To determine if the constituents of the CF sputum microbiome differ between pwCF that acquire S. maltophilia infection and uninfected controls, we compared the α-diversity of sputum in the year preceding incident infection. We observed a difference in the SDI (Wilcoxon, p = 0.04) (Figure 3A) but not ODI (Wilcoxon, p = 0.25) (Figure 3B). Beta-diversity ordination was calculated by using PCA to determine clustering patterns between pre-infection and uninfected controls (Figure 3C). We found that community structure clustered based on the cohort (PERMANOVA, p = 0.01). Similar results were observed when data were stratified by participant ID (PERMANOVA, p = 0.001). We identified the top 6 ASVs that contributed to this dissimilarity in clustering and conducted DAA with DESeq2 to identify the ASVs that differed (p-adjusted<0.05) between groups. We found that Haemophilus, Neisseria, Campylobacter, Gemella, and Staphylococcus contributed to the difference in clustering in the pre-infection samples whereas Pseudomonas was a contributor to the clustering difference in the control samples (Figure 3C). Neisseria (p = 0.01), Staphylococcus (p = 0.02), Lautropia (p = 0.02), and Stenotrophomons (p = 0.002) genera were significantly enriched, and Haemophilus (p = 0.02) were diminished in cases versus controls (Figure 3D). Despite sputum samples collected before infection identification (Pre) being culture negative for S. maltophilia, we found its relative abundance to be increased compared to uninfected controls (Figure 3E) (Wilcoxon, p = 0.0013). To support this observation, we confirmed the absolute abundance of S. maltophilia total 16S both at pre-infection and at-infection by qPCR (Figure 3F) (Wilcoxon, p = 4.1e-05). Similar results were obtained when assessing only the first episode from each case.

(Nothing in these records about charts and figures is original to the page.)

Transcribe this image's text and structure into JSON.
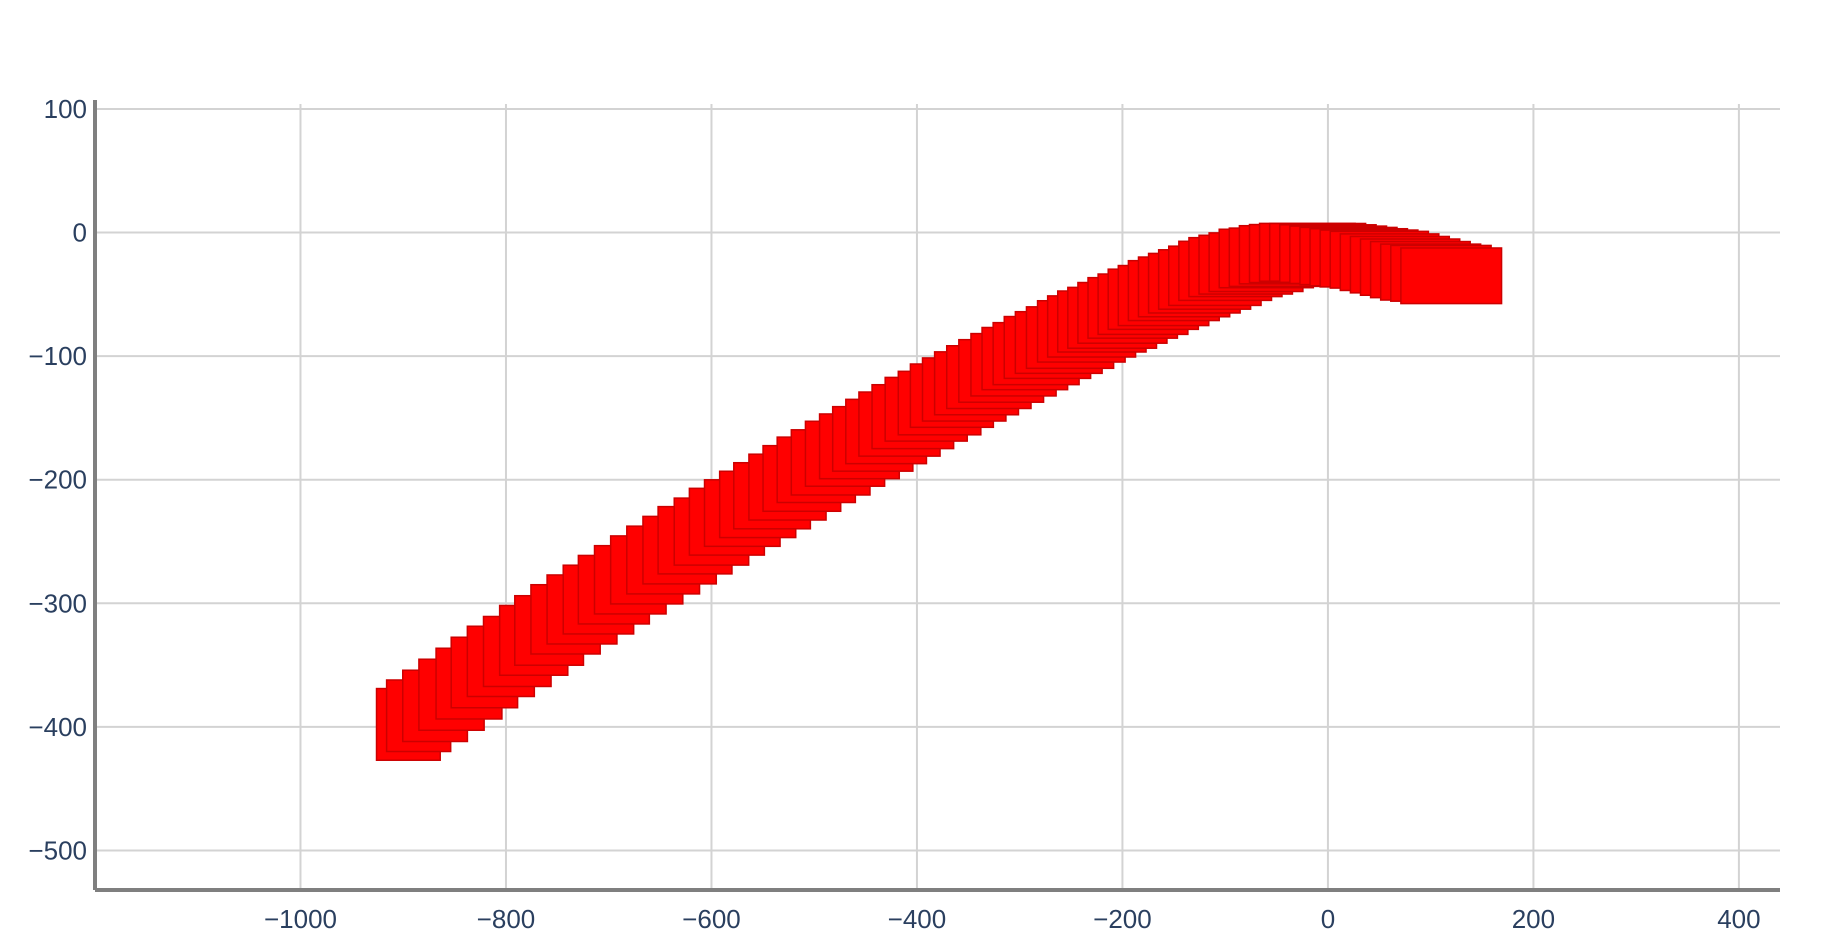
{
  "chart_data": {
    "type": "scatter",
    "title": "",
    "xlabel": "",
    "ylabel": "",
    "xlim": [
      -1200,
      440
    ],
    "ylim": [
      -532,
      104
    ],
    "xticks": [
      -1000,
      -800,
      -600,
      -400,
      -200,
      0,
      200,
      400
    ],
    "yticks": [
      100,
      0,
      -100,
      -200,
      -300,
      -400,
      -500
    ],
    "xtick_labels": [
      "−1000",
      "−800",
      "−600",
      "−400",
      "−200",
      "0",
      "200",
      "400"
    ],
    "ytick_labels": [
      "100",
      "0",
      "−100",
      "−200",
      "−300",
      "−400",
      "−500"
    ],
    "grid": true,
    "legend": false,
    "colors": {
      "marker_fill": "#ff0000",
      "marker_edge": "#cc0000",
      "grid": "#d3d3d3",
      "axis_line": "#7f7f7f",
      "tick_text": "#2a3f5f"
    },
    "series": [
      {
        "marker": "square",
        "marker_size_data_units": [
          {
            "w": 62,
            "h": 58,
            "at_x": -895
          },
          {
            "w": 98,
            "h": 45,
            "at_x": 120
          }
        ],
        "x": [
          -895,
          -885,
          -869,
          -853,
          -836,
          -821,
          -805,
          -789,
          -773,
          -758,
          -742,
          -726,
          -710,
          -695,
          -679,
          -663,
          -647,
          -631,
          -616,
          -600,
          -585,
          -570,
          -555,
          -541,
          -526,
          -512,
          -498,
          -484,
          -470,
          -456,
          -443,
          -430,
          -417,
          -404,
          -391,
          -378,
          -366,
          -354,
          -342,
          -330,
          -318,
          -306,
          -295,
          -284,
          -273,
          -262,
          -251,
          -240,
          -230,
          -220,
          -210,
          -200,
          -190,
          -180,
          -170,
          -160,
          -150,
          -140,
          -130,
          -120,
          -110,
          -100,
          -90,
          -80,
          -70,
          -60,
          -50,
          -40,
          -30,
          -20,
          -10,
          0,
          10,
          20,
          30,
          40,
          50,
          60,
          70,
          80,
          90,
          100,
          110,
          120
        ],
        "y": [
          -398,
          -391,
          -383,
          -374,
          -365,
          -356,
          -347,
          -339,
          -330,
          -322,
          -313,
          -305,
          -297,
          -289,
          -281,
          -273,
          -265,
          -257,
          -249,
          -242,
          -234,
          -227,
          -220,
          -213,
          -206,
          -199,
          -192,
          -186,
          -179,
          -173,
          -167,
          -161,
          -155,
          -149,
          -143,
          -138,
          -132,
          -127,
          -122,
          -117,
          -112,
          -107,
          -102,
          -98,
          -93,
          -89,
          -85,
          -80,
          -76,
          -72,
          -69,
          -65,
          -61,
          -58,
          -54,
          -51,
          -47,
          -44,
          -41,
          -38,
          -35,
          -31,
          -28,
          -26,
          -24,
          -21,
          -20,
          -18,
          -17,
          -16,
          -16,
          -17,
          -18,
          -19,
          -20,
          -21,
          -22,
          -24,
          -26,
          -28,
          -30,
          -32,
          -33,
          -35
        ]
      }
    ]
  }
}
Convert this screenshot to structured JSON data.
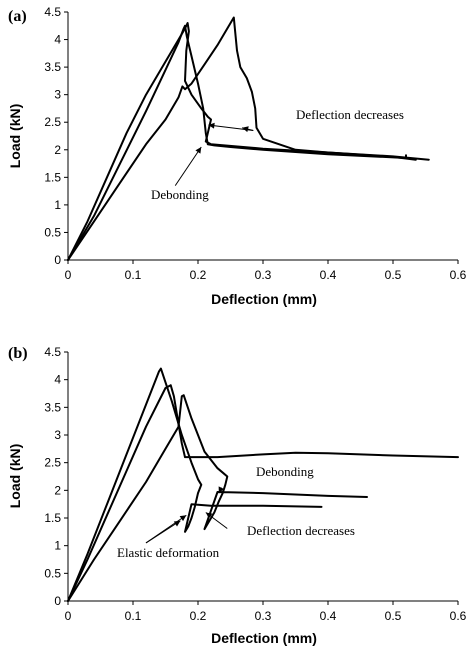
{
  "chart_data": [
    {
      "type": "line",
      "panel_label": "(a)",
      "xlabel": "Deflection (mm)",
      "ylabel": "Load (kN)",
      "xlim": [
        0,
        0.6
      ],
      "ylim": [
        0,
        4.5
      ],
      "xticks": [
        "0",
        "0.1",
        "0.2",
        "0.3",
        "0.4",
        "0.5",
        "0.6"
      ],
      "yticks": [
        "0",
        "0.5",
        "1",
        "1.5",
        "2",
        "2.5",
        "3",
        "3.5",
        "4",
        "4.5"
      ],
      "grid": false,
      "series": [
        {
          "x": [
            0,
            0.03,
            0.06,
            0.09,
            0.12,
            0.15,
            0.17,
            0.18,
            0.184,
            0.186,
            0.182,
            0.18,
            0.19,
            0.205,
            0.215,
            0.22,
            0.216,
            0.212,
            0.22,
            0.3,
            0.4,
            0.5,
            0.555
          ],
          "y": [
            0,
            0.7,
            1.5,
            2.3,
            3.0,
            3.6,
            4.0,
            4.2,
            4.3,
            4.15,
            3.8,
            3.25,
            3.0,
            2.75,
            2.6,
            2.55,
            2.35,
            2.15,
            2.1,
            2.02,
            1.95,
            1.88,
            1.82
          ]
        },
        {
          "x": [
            0,
            0.04,
            0.08,
            0.12,
            0.15,
            0.17,
            0.178,
            0.18,
            0.183,
            0.19,
            0.2,
            0.208,
            0.212,
            0.215,
            0.225,
            0.25,
            0.3,
            0.4,
            0.52,
            0.52
          ],
          "y": [
            0,
            0.8,
            1.75,
            2.7,
            3.45,
            3.95,
            4.2,
            4.25,
            4.05,
            3.7,
            3.2,
            2.75,
            2.3,
            2.1,
            2.08,
            2.05,
            2.0,
            1.92,
            1.85,
            1.9
          ]
        },
        {
          "x": [
            0,
            0.04,
            0.08,
            0.12,
            0.15,
            0.17,
            0.176,
            0.18,
            0.19,
            0.21,
            0.23,
            0.245,
            0.255,
            0.26,
            0.265,
            0.275,
            0.283,
            0.288,
            0.29,
            0.3,
            0.35,
            0.4,
            0.5,
            0.535
          ],
          "y": [
            0,
            0.7,
            1.4,
            2.1,
            2.55,
            2.95,
            3.15,
            3.1,
            3.2,
            3.55,
            3.9,
            4.2,
            4.4,
            3.8,
            3.5,
            3.3,
            3.05,
            2.75,
            2.4,
            2.2,
            2.0,
            1.95,
            1.87,
            1.82
          ]
        }
      ],
      "annotations": [
        {
          "text": "Deflection decreases",
          "at": [
            0.287,
            2.35
          ]
        },
        {
          "text": "Deflection decreases",
          "at": [
            0.225,
            2.4
          ]
        },
        {
          "text": "Debonding",
          "at": [
            0.205,
            2.05
          ]
        }
      ]
    },
    {
      "type": "line",
      "panel_label": "(b)",
      "xlabel": "Deflection (mm)",
      "ylabel": "Load (kN)",
      "xlim": [
        0,
        0.6
      ],
      "ylim": [
        0,
        4.5
      ],
      "xticks": [
        "0",
        "0.1",
        "0.2",
        "0.3",
        "0.4",
        "0.5",
        "0.6"
      ],
      "yticks": [
        "0",
        "0.5",
        "1",
        "1.5",
        "2",
        "2.5",
        "3",
        "3.5",
        "4",
        "4.5"
      ],
      "grid": false,
      "series": [
        {
          "x": [
            0,
            0.03,
            0.06,
            0.09,
            0.12,
            0.14,
            0.143,
            0.16,
            0.175,
            0.19,
            0.2,
            0.205,
            0.2,
            0.195,
            0.19,
            0.185,
            0.18,
            0.19,
            0.22,
            0.3,
            0.39
          ],
          "y": [
            0,
            0.85,
            1.75,
            2.65,
            3.55,
            4.15,
            4.2,
            3.6,
            3.0,
            2.5,
            2.2,
            2.1,
            1.95,
            1.7,
            1.5,
            1.35,
            1.25,
            1.75,
            1.72,
            1.72,
            1.7
          ]
        },
        {
          "x": [
            0,
            0.03,
            0.06,
            0.09,
            0.12,
            0.15,
            0.158,
            0.163,
            0.17,
            0.175,
            0.18,
            0.23,
            0.3,
            0.35,
            0.4,
            0.5,
            0.6
          ],
          "y": [
            0,
            0.75,
            1.55,
            2.35,
            3.15,
            3.85,
            3.9,
            3.7,
            3.2,
            2.85,
            2.6,
            2.6,
            2.65,
            2.68,
            2.67,
            2.63,
            2.6
          ]
        },
        {
          "x": [
            0,
            0.04,
            0.08,
            0.12,
            0.15,
            0.17,
            0.175,
            0.178,
            0.19,
            0.21,
            0.23,
            0.24,
            0.245,
            0.242,
            0.238,
            0.232,
            0.225,
            0.215,
            0.21,
            0.23,
            0.3,
            0.4,
            0.46
          ],
          "y": [
            0,
            0.75,
            1.45,
            2.15,
            2.75,
            3.15,
            3.7,
            3.72,
            3.3,
            2.7,
            2.4,
            2.3,
            2.25,
            2.1,
            1.95,
            1.8,
            1.6,
            1.4,
            1.3,
            1.97,
            1.95,
            1.9,
            1.88
          ]
        }
      ],
      "annotations": [
        {
          "text": "Debonding",
          "at": [
            0.238,
            2.0
          ]
        },
        {
          "text": "Deflection decreases",
          "at": [
            0.215,
            1.6
          ]
        },
        {
          "text": "Elastic deformation",
          "at": [
            0.178,
            1.55
          ]
        }
      ]
    }
  ]
}
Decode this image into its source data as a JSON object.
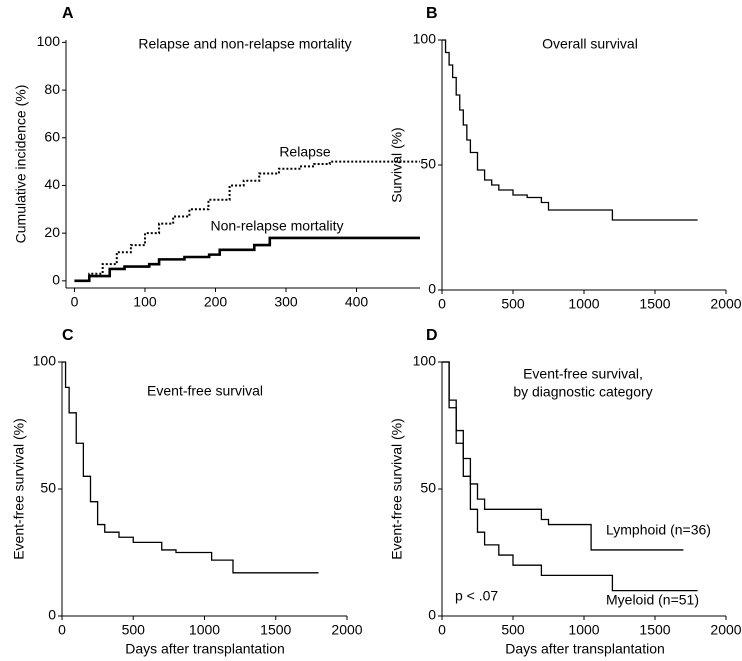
{
  "chart_data": [
    {
      "type": "step",
      "panel": "A",
      "title": "Relapse and non-relapse mortality",
      "ylabel": "Cumulative incidence (%)",
      "xlim": [
        -12,
        490
      ],
      "ylim": [
        -3,
        101
      ],
      "xticks": [
        0,
        100,
        200,
        300,
        400
      ],
      "yticks": [
        0,
        20,
        40,
        60,
        80,
        100
      ],
      "annotations": [
        "Relapse",
        "Non-relapse mortality"
      ],
      "series": [
        {
          "name": "Relapse",
          "color": "#000000",
          "style": "dotted",
          "x": [
            0,
            21,
            40,
            60,
            80,
            100,
            120,
            140,
            163,
            190,
            220,
            240,
            262,
            290,
            319,
            340,
            362,
            490
          ],
          "values": [
            0,
            3,
            7,
            12,
            15,
            20,
            24,
            27,
            30,
            34,
            40,
            42,
            45,
            47,
            48,
            49,
            50,
            50
          ]
        },
        {
          "name": "Non-relapse mortality",
          "color": "#000000",
          "style": "bold",
          "x": [
            0,
            21,
            50,
            71,
            106,
            120,
            156,
            191,
            206,
            255,
            277,
            490
          ],
          "values": [
            0,
            2,
            5,
            6,
            7,
            9,
            10,
            11,
            13,
            15,
            18,
            18
          ]
        }
      ]
    },
    {
      "type": "step",
      "panel": "B",
      "title": "Overall survival",
      "ylabel": "Survival (%)",
      "xlim": [
        0,
        2000
      ],
      "ylim": [
        0,
        100
      ],
      "xticks": [
        0,
        500,
        1000,
        1500,
        2000
      ],
      "yticks": [
        0,
        50,
        100
      ],
      "series": [
        {
          "name": "Overall survival",
          "color": "#000000",
          "style": "solid",
          "x": [
            0,
            25,
            50,
            75,
            100,
            125,
            150,
            175,
            200,
            250,
            300,
            350,
            400,
            500,
            600,
            700,
            750,
            1200,
            1800
          ],
          "values": [
            100,
            95,
            90,
            85,
            78,
            72,
            66,
            60,
            55,
            48,
            44,
            42,
            40,
            38,
            37,
            35,
            32,
            28,
            28
          ]
        }
      ]
    },
    {
      "type": "step",
      "panel": "C",
      "title": "Event-free survival",
      "ylabel": "Event-free survival (%)",
      "xlabel": "Days after transplantation",
      "xlim": [
        0,
        2000
      ],
      "ylim": [
        0,
        100
      ],
      "xticks": [
        0,
        500,
        1000,
        1500,
        2000
      ],
      "yticks": [
        0,
        50,
        100
      ],
      "series": [
        {
          "name": "Event-free survival",
          "color": "#000000",
          "style": "solid",
          "x": [
            0,
            25,
            50,
            100,
            150,
            200,
            250,
            300,
            400,
            500,
            700,
            800,
            1050,
            1200,
            1800
          ],
          "values": [
            100,
            90,
            80,
            68,
            55,
            45,
            36,
            33,
            31,
            29,
            26,
            25,
            22,
            17,
            17
          ]
        }
      ]
    },
    {
      "type": "step",
      "panel": "D",
      "title": "Event-free survival,",
      "subtitle": "by diagnostic category",
      "ylabel": "Event-free survival (%)",
      "xlabel": "Days after transplantation",
      "xlim": [
        0,
        2000
      ],
      "ylim": [
        0,
        100
      ],
      "xticks": [
        0,
        500,
        1000,
        1500,
        2000
      ],
      "yticks": [
        0,
        50,
        100
      ],
      "annotations": [
        "Lymphoid (n=36)",
        "Myeloid (n=51)",
        "p < .07"
      ],
      "series": [
        {
          "name": "Lymphoid (n=36)",
          "color": "#000000",
          "style": "solid",
          "x": [
            0,
            50,
            100,
            150,
            200,
            250,
            300,
            500,
            700,
            750,
            1050,
            1700
          ],
          "values": [
            100,
            85,
            73,
            62,
            52,
            46,
            42,
            42,
            38,
            36,
            26,
            26
          ]
        },
        {
          "name": "Myeloid (n=51)",
          "color": "#000000",
          "style": "solid",
          "x": [
            0,
            50,
            100,
            150,
            200,
            250,
            300,
            400,
            500,
            700,
            1200,
            1800
          ],
          "values": [
            100,
            82,
            68,
            55,
            42,
            33,
            28,
            24,
            20,
            16,
            10,
            10
          ]
        }
      ]
    }
  ]
}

We found that of the 33 at-infection samples, 18 (54.5%) were derived from outcomes that were classified as persistent. We assessed if the constituents of the microbiome differed between those with persistent versus transient infection. We did not find any difference in the α-diversity as measured by either SDI (p = 0.62) or ODI (p = 0.31) (Figures 4A,B). To determine if sputum from those with transient and persistent infections clustered together or separately, PCA was compared (Figure 4C). We found a significant difference in the clustering based on the Aitchison distance of the transient and persistent At samples (PERMANOVA, F = 1.7, R² = 7.8%, p = 0.03). However, these results were not supported when the data were stratified by participant ID (see Supplementary File). The top 6 taxa that contributed to PCA clustering dissimilarity between infection outcome were determined. DESeq2 was used to establish the DAA of the ASVs that differed in relative abundance in samples collected at-infection based on eventual outcomes (Heirali et al., 2019; Cuthbertson et al., 2021). We found that Pseudomonas and Stenotrophomonas correlated with the difference in clustering in the persistent At samples whereas Fusobacterium, Neisseria, Prevotellamassilia, and Haemophilus were associated with the clustering difference in the transient group (Figure 4C). According to the DESeq2 data, only Stenotrophomonas (p = 0.01) was significantly enriched at incident infection of those with persistent infection and Burkholderia (p = 8.8e-14) was enriched in those with transient infection (Figure 4D). We assessed if the difference in the relative abundance of Stenotrophomonas at incident infection correlated with outcome. We found those who ultimately developed persistent infection had higher S. maltophilia relative abundance than those with transient infection (Figure 4E) (Wilcoxon, p = 0.0043). This relative abundance was confirmed via qPCR establishing the absolute ratio of S. maltophilia to total 16S total bacterial load (Figure 4F) (Wilcoxon, p = 0.005). Those who ultimately progressed to persistent infection had higher absolute (normalized) bioburden of S. maltophilia at incident infection than those who were merely transiently infected.